We now sketch the main operations in pseudo-code.
- try to obtain a free index i from Queue 1 (pop from free indices)
- if we got i go to 6.
- try to obtain an index from Queue 2 but only if this queue is full (pop from used indices)
- if we got no i go to 1. (the queue was not full, so there should be a free index)
- queue overflow, free buffer[i] (evict least recent entry)
- we obtained a free index i, write buffer[i] = value
- push i into Queue 2 (used indices)
- try to obtain an index i from Queue 2 (pop from used indices)
- if we got no i return nothing (queue empty)
- result = buffer[i]
- push i into Queue 1 (free indices)
- return result
We can extend these operations with a third one which allows us to set the current capacity even while the queue is in use.
This resize operation allows us to set a new capacity m
with 0 <= m <= N
.
The key idea is that we can use a third container with sufficient lock-free guarantees to store unused indices. We assume that we use another lock-free index queue for that, but actually a dynamic array (vector) is sufficient as we need no FIFO property.

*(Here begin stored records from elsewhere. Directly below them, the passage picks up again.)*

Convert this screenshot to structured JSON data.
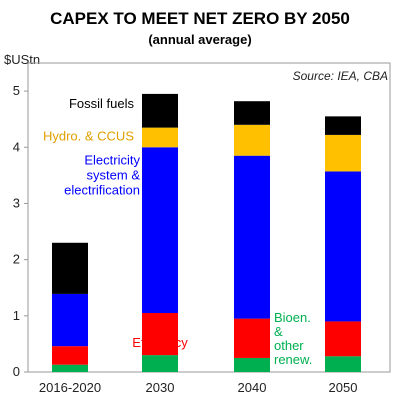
{
  "chart_data": {
    "type": "bar",
    "stacked": true,
    "title": "CAPEX TO MEET NET ZERO BY 2050",
    "subtitle": "(annual average)",
    "ylabel": "$UStn",
    "source": "Source: IEA, CBA",
    "ylim": [
      0,
      5.5
    ],
    "yticks": [
      0,
      1,
      2,
      3,
      4,
      5
    ],
    "categories": [
      "2016-2020",
      "2030",
      "2040",
      "2050"
    ],
    "series": [
      {
        "key": "bioen",
        "name": "Bioen. & other renew.",
        "color": "#00B050",
        "values": [
          0.13,
          0.3,
          0.25,
          0.28
        ]
      },
      {
        "key": "efficiency",
        "name": "Efficiency",
        "color": "#FF0000",
        "values": [
          0.33,
          0.75,
          0.7,
          0.62
        ]
      },
      {
        "key": "electricity",
        "name": "Electricity system & electrification",
        "color": "#0000FF",
        "values": [
          0.93,
          2.95,
          2.9,
          2.67
        ]
      },
      {
        "key": "hydro",
        "name": "Hydro. & CCUS",
        "color": "#FFC000",
        "values": [
          0.0,
          0.35,
          0.55,
          0.65
        ]
      },
      {
        "key": "fossil",
        "name": "Fossil fuels",
        "color": "#000000",
        "values": [
          0.91,
          0.6,
          0.42,
          0.33
        ]
      }
    ],
    "annotations": {
      "fossil": [
        "Fossil fuels"
      ],
      "hydro": [
        "Hydro. & CCUS"
      ],
      "electricity": [
        "Electricity",
        "system &",
        "electrification"
      ],
      "efficiency": [
        "Efficiency"
      ],
      "bioen": [
        "Bioen.",
        "&",
        "other",
        "renew."
      ]
    },
    "grid": false
  }
}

- Queue 3: unused indices - contains all indices that are currently considered neither free nor used
Initially Queue 3 is empty.
We have to distinguish between decreasing and increasing the capacity. The former can be carried out by moving free indices from Queue 1 (free indices) to Queue 3. If there is no free index left we pop take used indices from Queue 2 (least recent first), i.e. we discard the least recent elements. This can be done until the capacity is 0.
The latter simply takes unused indices from Queue 3 (unused indices) and moves them back to Queue 1 (free indices) up to a capacity of N
.
Since all the involved queues (containers) are lock-free, the resize operation is also lock-free.